Entre autre, l’association qui regroupe une section de gymnastique, de tennis et de tir porte le nom de Cercle Saint-Laurent, ainsi que l’Espace Municipal.

Qui était-il ? Sous l’empereur Valérien (Publius Licinius Valerianus) parurent plusieurs édits contre les chrétiens et leur culte. Alors qu’il assistait le pape Sixte II dans la célébration de l’Eucharistie, l’archidiacre Laurent fut surpris par la police impériale (6 août 258) et exécuté quelques jours plus tard, après avoir probablement été torturé, afin qu’il livrât les archives et les biens de l’Eglise dont sa charge le faisait dépositaire. On l’inhuma près de la voie Tiburtine, sur le Campus Veranus, où se trouve sa basilique.

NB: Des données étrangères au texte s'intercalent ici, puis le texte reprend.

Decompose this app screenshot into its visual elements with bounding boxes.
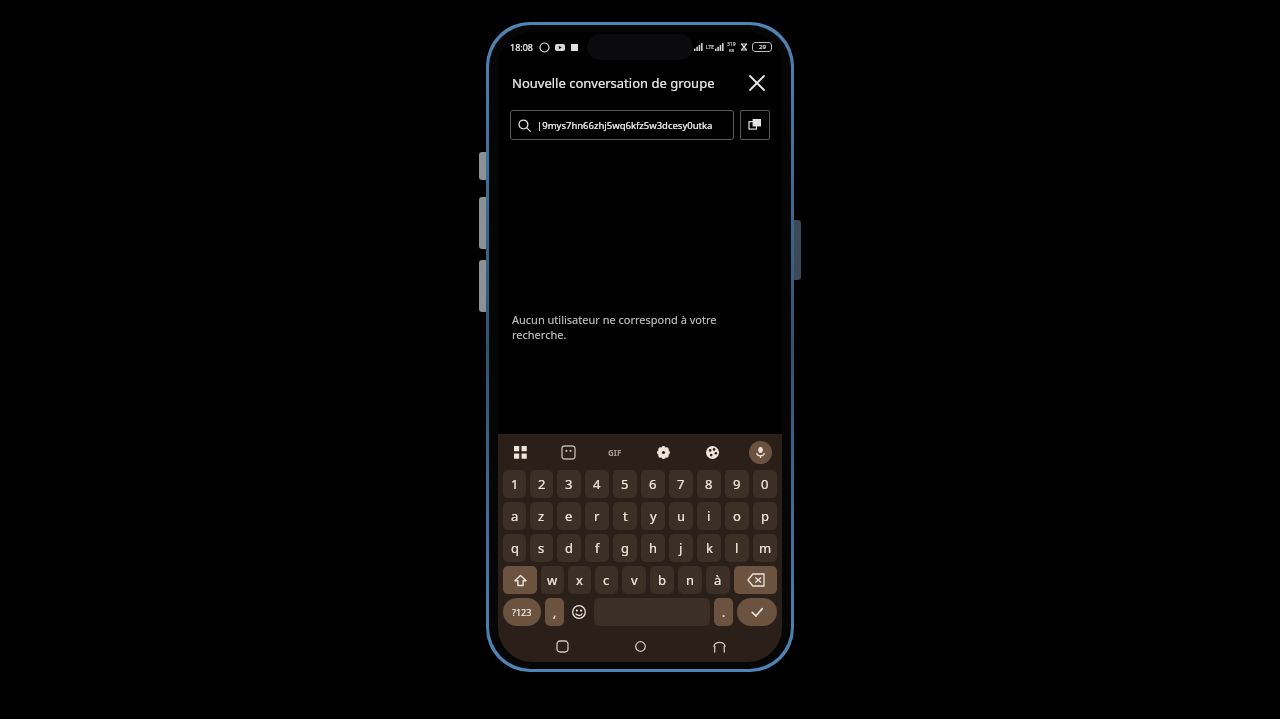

Ce martyre se retrouve dans les « actes » de saint Laurent. Sa « passion », rédigée au moins un siècle après sa mort, en grande partie légendaire, inspira de nombreux artistes, des poètes (Prudence) et des prédicateurs. On y voit Laurent, à qui le pape Sixte II, en marche vers la mort, confie les trésors de l’Eglise, sommé par Valérien (qui n’est ici que le préfet de Dèce) de livrer ces richesses. Après trois jours de délai, l’archidiacre revient avec une foule de pauvres et d’infirmes, qu’il présente comme les véritables chrétiens. Torturé, Laurent convertit un soldat, qui est aussitôt exécuté ; on place alors son corps sur un gril. De là, Laurent s’adresse à Valérien : « Je suis assez rôti de ce côté ; tourne-moi de l’autre. » Fête le 10 août.